The last days in Pakistan
by Lawrence Faulkner
July 9, 2008. To get from Islamabad to Lahore I booked a taxi, it’s quicker and less expensive (6,500 rupees, approximately 65 euros). I am curious to make this trip and enjoy some site-seeing, a little less than 400 km of well-kept comfortable highway. Halfway to Lahore the driver needs to stop for fuel, his Toyota has a LPG tank with an autonomy of 200 km. Its raining and we agree to meet in front of the bar. When I come out of the washroom I can’t see him anymore, I ask the gas pump personnel and I am told that driver and car are gone. I check the parking space twice, there are a few white Toyotas but none of them with my driver. I took my wallet with me but everything else was in the car. I am desperate and ask the bar personnel to let me make an emergency call because my driver has left with all my stuff. I am directed to the police post where everybody is kind and efficient. They assure me that he will be caught. Another 10 minutes go by calling Islamabad Club to have Khalid’s mobile and the radiotaxi company number, I am thinking about the visa, passport, etc… The driver shows up, he was looking for me. He also had gone to the bathroom and then to smoke a cigarette, we missed each other. Maybe I got a little nervous and prejudiced, I feel relieved but also like a big idiot. I apologize to the driver (Javid), and thank the police officers. We reach Lahore in time and I leave Javid a 500 rupees tip.

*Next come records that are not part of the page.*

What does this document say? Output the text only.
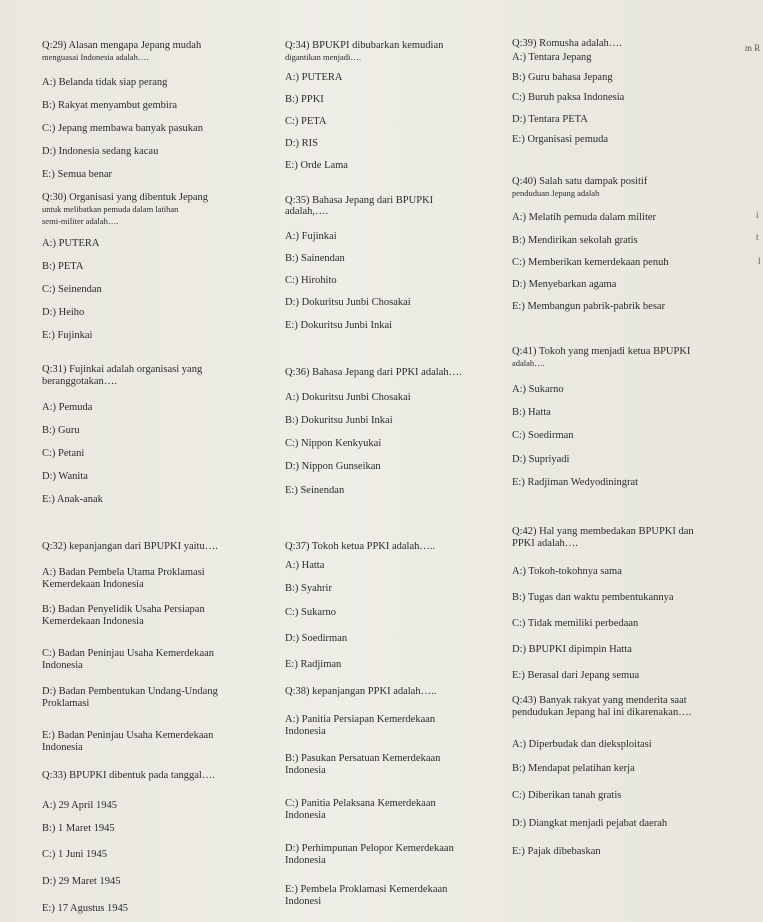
Q:29) Alasan mengapa Jepang mudah
menguasai Indonesia adalah….
A:) Belanda tidak siap perang
B:) Rakyat menyambut gembira
C:) Jepang membawa banyak pasukan
D:) Indonesia sedang kacau
E:) Semua benar
Q:30) Organisasi yang dibentuk Jepang
untuk melibatkan pemuda dalam latihan
semi-militer adalah….
A:) PUTERA
B:) PETA
C:) Seinendan
D:) Heiho
E:) Fujinkai
Q:31) Fujinkai adalah organisasi yang
beranggotakan….
A:) Pemuda
B:) Guru
C:) Petani
D:) Wanita
E:) Anak-anak
Q:32) kepanjangan dari BPUPKI yaitu….
A:) Badan Pembela Utama Proklamasi
Kemerdekaan Indonesia
B:) Badan Penyelidik Usaha Persiapan
Kemerdekaan Indonesia
C:) Badan Peninjau Usaha Kemerdekaan
Indonesia
D:) Badan Pembentukan Undang-Undang
Proklamasi
E:) Badan Peninjau Usaha Kemerdekaan
Indonesia
Q:33) BPUPKI dibentuk pada tanggal….
A:) 29 April 1945
B:) 1 Maret 1945
C:) 1 Juni 1945
D:) 29 Maret 1945
E:) 17 Agustus 1945
Q:34) BPUKPI dibubarkan kemudian
digantikan menjadi….
A:) PUTERA
B:) PPKI
C:) PETA
D:) RIS
E:) Orde Lama
Q:35) Bahasa Jepang dari BPUPKI
adalah,….
A:) Fujinkai
B:) Sainendan
C:) Hirohito
D:) Dokuritsu Junbi Chosakai
E:) Dokuritsu Junbi Inkai
Q:36) Bahasa Jepang dari PPKI adalah….
A:) Dokuritsu Junbi Chosakai
B:) Dokuritsu Junbi Inkai
C:) Nippon Kenkyukai
D:) Nippon Gunseikan
E:) Seinendan
Q:37) Tokoh ketua PPKI adalah…..
A:) Hatta
B:) Syahrir
C:) Sukarno
D:) Soedirman
E:) Radjiman
Q:38) kepanjangan PPKI adalah…..
A:) Panitia Persiapan Kemerdekaan
Indonesia
B:) Pasukan Persatuan Kemerdekaan
Indonesia
C:) Panitia Pelaksana Kemerdekaan
Indonesia
D:) Perhimpunan Pelopor Kemerdekaan
Indonesia
E:) Pembela Proklamasi Kemerdekaan
Indonesi
Q:39) Romusha adalah….
A:) Tentara Jepang
B:) Guru bahasa Jepang
C:) Buruh paksa Indonesia
D:) Tentara PETA
E:) Organisasi pemuda
Q:40) Salah satu dampak positif
penduduan Jepang adalah
A:) Melatih pemuda dalam militer
B:) Mendirikan sekolah gratis
C:) Memberikan kemerdekaan penuh
D:) Menyebarkan agama
E:) Membangun pabrik-pabrik besar
Q:41) Tokoh yang menjadi ketua BPUPKI
adalah….
A:) Sukarno
B:) Hatta
C:) Soedirman
D:) Supriyadi
E:) Radjiman Wedyodiningrat
Q:42) Hal yang membedakan BPUPKI dan
PPKI adalah….
A:) Tokoh-tokohnya sama
B:) Tugas dan waktu pembentukannya
C:) Tidak memiliki perbedaan
D:) BPUPKI dipimpin Hatta
E:) Berasal dari Jepang semua
Q:43) Banyak rakyat yang menderita saat
pendudukan Jepang hal ini dikarenakan….
A:) Diperbudak dan dieksploitasi
B:) Mendapat pelatihan kerja
C:) Diberikan tanah gratis
D:) Diangkat menjadi pejabat daerah
E:) Pajak dibebaskan
m R
i
t
l
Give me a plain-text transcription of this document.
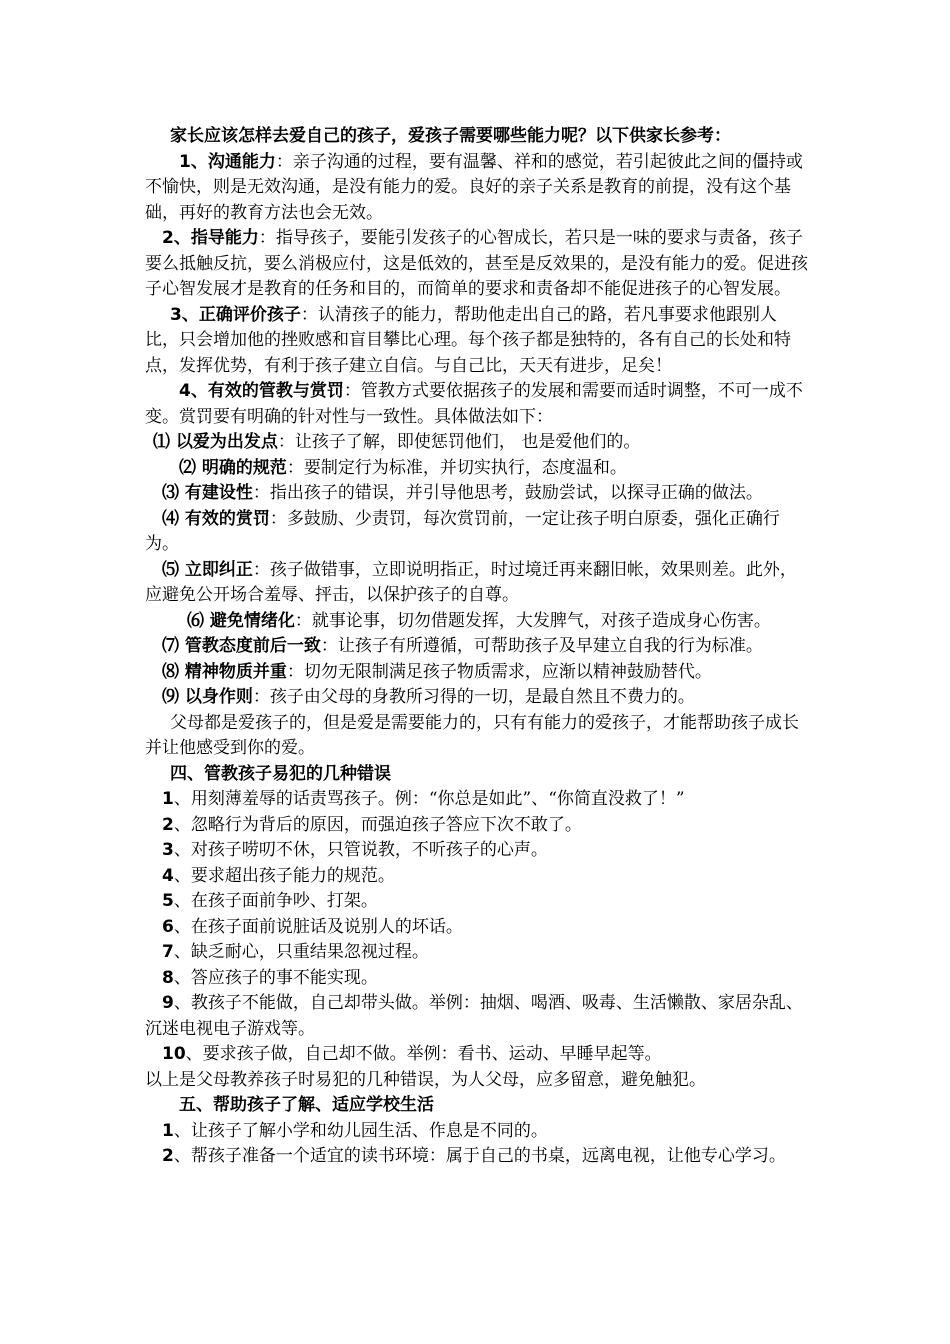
家长应该怎样去爱自己的孩子，爱孩子需要哪些能力呢？以下供家长参考：

1、沟通能力：亲子沟通的过程，要有温馨、祥和的感觉，若引起彼此之间的僵持或不愉快，则是无效沟通，是没有能力的爱。良好的亲子关系是教育的前提，没有这个基础，再好的教育方法也会无效。

2、指导能力：指导孩子，要能引发孩子的心智成长，若只是一味的要求与责备，孩子要么抵触反抗，要么消极应付，这是低效的，甚至是反效果的，是没有能力的爱。促进孩子心智发展才是教育的任务和目的，而简单的要求和责备却不能促进孩子的心智发展。

3、正确评价孩子：认清孩子的能力，帮助他走出自己的路，若凡事要求他跟别人比，只会增加他的挫败感和盲目攀比心理。每个孩子都是独特的，各有自己的长处和特点，发挥优势，有利于孩子建立自信。与自己比，天天有进步，足矣！

4、有效的管教与赏罚：管教方式要依据孩子的发展和需要而适时调整，不可一成不变。赏罚要有明确的针对性与一致性。具体做法如下：

⑴ 以爱为出发点：让孩子了解，即使惩罚他们， 也是爱他们的。

⑵ 明确的规范：要制定行为标准，并切实执行，态度温和。

⑶ 有建设性：指出孩子的错误，并引导他思考，鼓励尝试，以探寻正确的做法。

⑷ 有效的赏罚：多鼓励、少责罚，每次赏罚前，一定让孩子明白原委，强化正确行为。

⑸ 立即纠正：孩子做错事，立即说明指正，时过境迁再来翻旧帐，效果则差。此外，应避免公开场合羞辱、抨击，以保护孩子的自尊。

⑹ 避免情绪化：就事论事，切勿借题发挥，大发脾气，对孩子造成身心伤害。

⑺ 管教态度前后一致：让孩子有所遵循，可帮助孩子及早建立自我的行为标准。

⑻ 精神物质并重：切勿无限制满足孩子物质需求，应渐以精神鼓励替代。

⑼ 以身作则：孩子由父母的身教所习得的一切，是最自然且不费力的。

父母都是爱孩子的，但是爱是需要能力的，只有有能力的爱孩子，才能帮助孩子成长并让他感受到你的爱。

四、管教孩子易犯的几种错误

1、用刻薄羞辱的话责骂孩子。例：“你总是如此”、“你简直没救了！”

2、忽略行为背后的原因，而强迫孩子答应下次不敢了。

3、对孩子唠叨不休，只管说教，不听孩子的心声。

4、要求超出孩子能力的规范。

5、在孩子面前争吵、打架。

6、在孩子面前说脏话及说别人的坏话。

7、缺乏耐心，只重结果忽视过程。

8、答应孩子的事不能实现。

9、教孩子不能做，自己却带头做。举例：抽烟、喝酒、吸毒、生活懒散、家居杂乱、沉迷电视电子游戏等。

10、要求孩子做，自己却不做。举例：看书、运动、早睡早起等。

以上是父母教养孩子时易犯的几种错误，为人父母，应多留意，避免触犯。

五、帮助孩子了解、适应学校生活

1、让孩子了解小学和幼儿园生活、作息是不同的。

2、帮孩子准备一个适宜的读书环境：属于自己的书桌，远离电视，让他专心学习。
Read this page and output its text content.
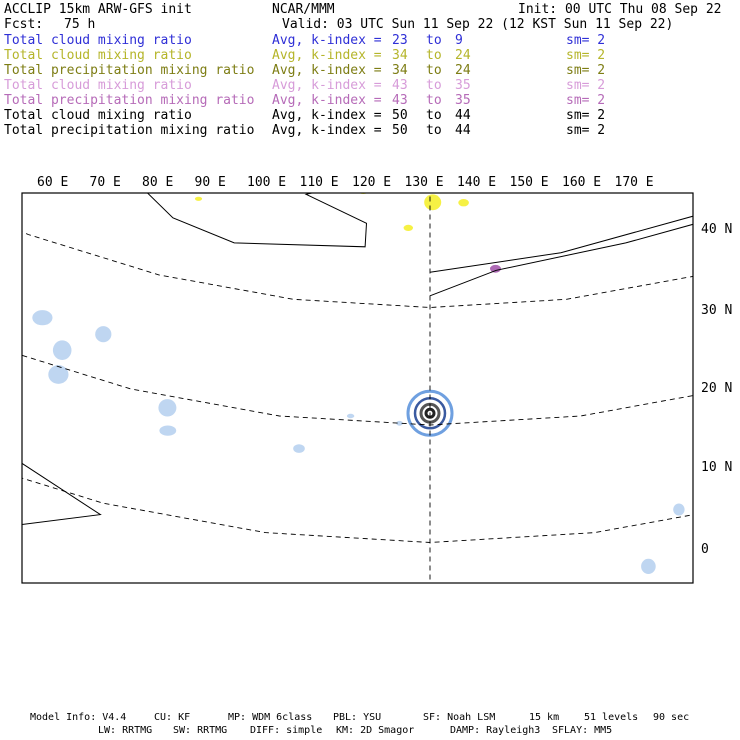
ACCLIP 15km ARW-GFS init	NCAR/MMM	Init: 00 UTC Thu 08 Sep 22
Fcst: 75 h	Valid: 03 UTC Sun 11 Sep 22 (12 KST Sun 11 Sep 22)
Total cloud mixing ratio	Avg, k-index = 23 to 9	sm= 2
Total cloud mixing ratio	Avg, k-index = 34 to 24	sm= 2
Total precipitation mixing ratio Avg, k-index = 34 to 24	sm= 2
Total cloud mixing ratio	Avg, k-index = 43 to 35	sm= 2
Total precipitation mixing ratio Avg, k-index = 43 to 35	sm= 2
Total cloud mixing ratio	Avg, k-index = 50 to 44	sm= 2
Total precipitation mixing ratio Avg, k-index = 50 to 44	sm= 2
60 E 70 E 80 E 90 E 100 E 110 E 120 E 130 E 140 E 150 E 160 E 170 E
40 N
30 N
20 N
10 N
0
Model Info: V4.4	CU: KF	MP: WDM 6class PBL: YSU	SF: Noah LSM	15 km 51 levels 90 sec
LW: RRTMG SW: RRTMG DIFF: simple KM: 2D Smagor	DAMP: Rayleigh3 SFLAY: MM5
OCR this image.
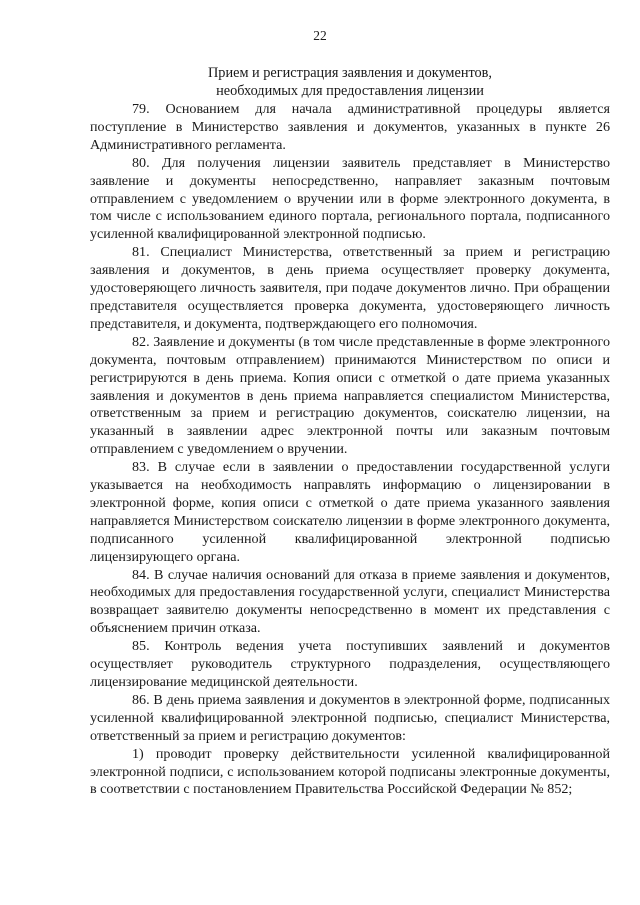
22
Прием и регистрация заявления и документов,
необходимых для предоставления лицензии

79. Основанием для начала административной процедуры является поступление в Министерство заявления и документов, указанных в пункте 26 Административного регламента.

80. Для получения лицензии заявитель представляет в Министерство заявление и документы непосредственно, направляет заказным почтовым отправлением с уведомлением о вручении или в форме электронного документа, в том числе с использованием единого портала, регионального портала, подписанного усиленной квалифицированной электронной подписью.

81. Специалист Министерства, ответственный за прием и регистрацию заявления и документов, в день приема осуществляет проверку документа, удостоверяющего личность заявителя, при подаче документов лично. При обращении представителя осуществляется проверка документа, удостоверяющего личность представителя, и документа, подтверждающего его полномочия.

82. Заявление и документы (в том числе представленные в форме электронного документа, почтовым отправлением) принимаются Министерством по описи и регистрируются в день приема. Копия описи с отметкой о дате приема указанных заявления и документов в день приема направляется специалистом Министерства, ответственным за прием и регистрацию документов, соискателю лицензии, на указанный в заявлении адрес электронной почты или заказным почтовым отправлением с уведомлением о вручении.

83. В случае если в заявлении о предоставлении государственной услуги указывается на необходимость направлять информацию о лицензировании в электронной форме, копия описи с отметкой о дате приема указанного заявления направляется Министерством соискателю лицензии в форме электронного документа, подписанного усиленной квалифицированной электронной подписью лицензирующего органа.

84. В случае наличия оснований для отказа в приеме заявления и документов, необходимых для предоставления государственной услуги, специалист Министерства возвращает заявителю документы непосредственно в момент их представления с объяснением причин отказа.

85. Контроль ведения учета поступивших заявлений и документов осуществляет руководитель структурного подразделения, осуществляющего лицензирование медицинской деятельности.

86. В день приема заявления и документов в электронной форме, подписанных усиленной квалифицированной электронной подписью, специалист Министерства, ответственный за прием и регистрацию документов:

1) проводит проверку действительности усиленной квалифицированной электронной подписи, с использованием которой подписаны электронные документы, в соответствии с постановлением Правительства Российской Федерации № 852;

This is the third time I am at Shaukat Khanum Memorial Cancer Hospital and Research Centre, I am greeted with the usual efficiency and organization by the housing office personnel. Mrs Isbah provides me with a car and a driver (the same nice chap Antonio and I had in June 2007) who takes me to the Royal Palm Club. Mrs Farah Kushi invited me for lunch with a group of friends of hers who may help our initiative in Pakistan: Saniya, Nickie (fashion designer), Zahra, Nuscie (involved in NGO work), Amir, Farah’s brother and Imran (Lahori business men). Everybody seems interested and we have a long discussion on the aims and feasibility of the Cure2Children project in Pakistan. Farah lives in Glasgow and was present with her husband at the fundraising event organized by the UK Association of Medical Aid to Pakistan for Cure2Children in London on April 27. The following day Nuscie invites me to have lunch at her beautiful house in Lahore where I meet with a group of ladies potentially interested and willing to help us.
After the workshop at SKMCH (link), on Sunday 13, I leave for Florence, these three weeks went very quickly.